The Bible doesn’t talk about prayer that way, but rather depicts prayer as ministry. As something that God, in his sovereignty, and according to his providence, actively chooses to hear, respond to, and work through for the benefit of people. Prayer, in other words, is not a matter of saying, “I hope you get well soon,” but a matter of, “I am going to ask God, the one who knows me, loves me, and calls me his child, the one who bought me with the blood of his perfect son and who hears me when I call to him, the one who created this world, upholds this world, stands as king over this world, spoke into existence every atom and creature and human being in this world, the one who is the epitome of goodness and the source of all wisdom and who is bottomless in love, I am going to ask him, to do good, to you.” 

But you say, “I don’t get how that works – he’s sovereign and yet he responds to our prayers?” You say, “I don’t know how he does it if it’s not my will, but thy will be done?” 

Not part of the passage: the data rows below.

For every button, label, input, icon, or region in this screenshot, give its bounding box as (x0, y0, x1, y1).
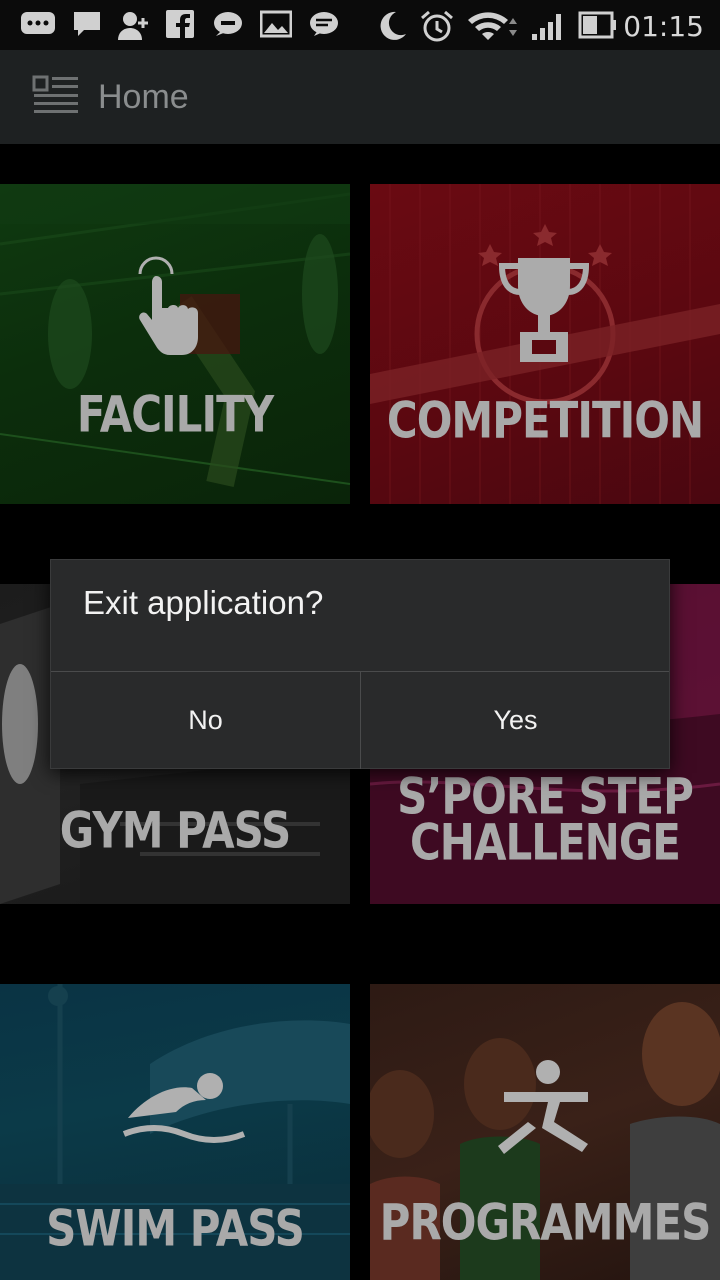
no-button[interactable]: No (51, 672, 360, 769)
app-bar: Home (0, 50, 720, 144)
swimmer-icon (122, 1073, 246, 1143)
night-mode-icon (380, 11, 406, 40)
yes-button[interactable]: Yes (361, 672, 670, 769)
message-icon (21, 12, 55, 34)
messenger-icon (310, 12, 338, 36)
competition-tile[interactable]: COMPETITION (370, 184, 720, 504)
clock-time: 01:15 (623, 10, 704, 43)
programmes-tile[interactable]: PROGRAMMES (370, 984, 720, 1280)
exercise-icon (498, 1060, 588, 1154)
menu-list-icon[interactable] (32, 75, 80, 117)
dialog-message: Exit application? (83, 584, 324, 621)
facility-tile[interactable]: FACILITY (0, 184, 350, 504)
sms-icon (214, 12, 242, 36)
facebook-icon (166, 10, 194, 38)
add-contact-icon (118, 12, 148, 40)
step-challenge-label-line2: CHALLENGE (409, 813, 681, 872)
facility-label: FACILITY (76, 385, 274, 444)
alarm-icon (421, 10, 453, 42)
wifi-icon (468, 12, 517, 40)
swim-pass-label: SWIM PASS (46, 1199, 305, 1258)
status-bar: 01:15 (0, 0, 720, 50)
trophy-icon (498, 258, 590, 362)
signal-icon (532, 14, 561, 40)
swim-pass-tile[interactable]: SWIM PASS (0, 984, 350, 1280)
exit-dialog: Exit application? No Yes (50, 559, 670, 769)
battery-icon (578, 11, 616, 39)
page-title: Home (98, 78, 189, 116)
chat-icon (74, 12, 100, 36)
competition-label: COMPETITION (386, 391, 704, 450)
tap-hand-icon (138, 256, 198, 355)
gallery-icon (260, 10, 292, 38)
gym-pass-label: GYM PASS (59, 801, 291, 860)
programmes-label: PROGRAMMES (379, 1193, 712, 1252)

But do you know that your Father is powerful? Do you know that he only ever does what is good? Do you know that he never tires of hearing your voice? Do you know that he neither slumbers nor sleeps? Do you know that he’s invited you to pray to him? That your prayers don’t fall on deaf ears? They don’t get lost in the mail? Do you believe that he’s worked through prayer before? How many trillions of times before! Do you know he intends to do so again? 

If so, then you know, all that you need to know, to pray regularly and passionately and confidently for others. Prayer is ministry. Prayer is productive. And so we should pray.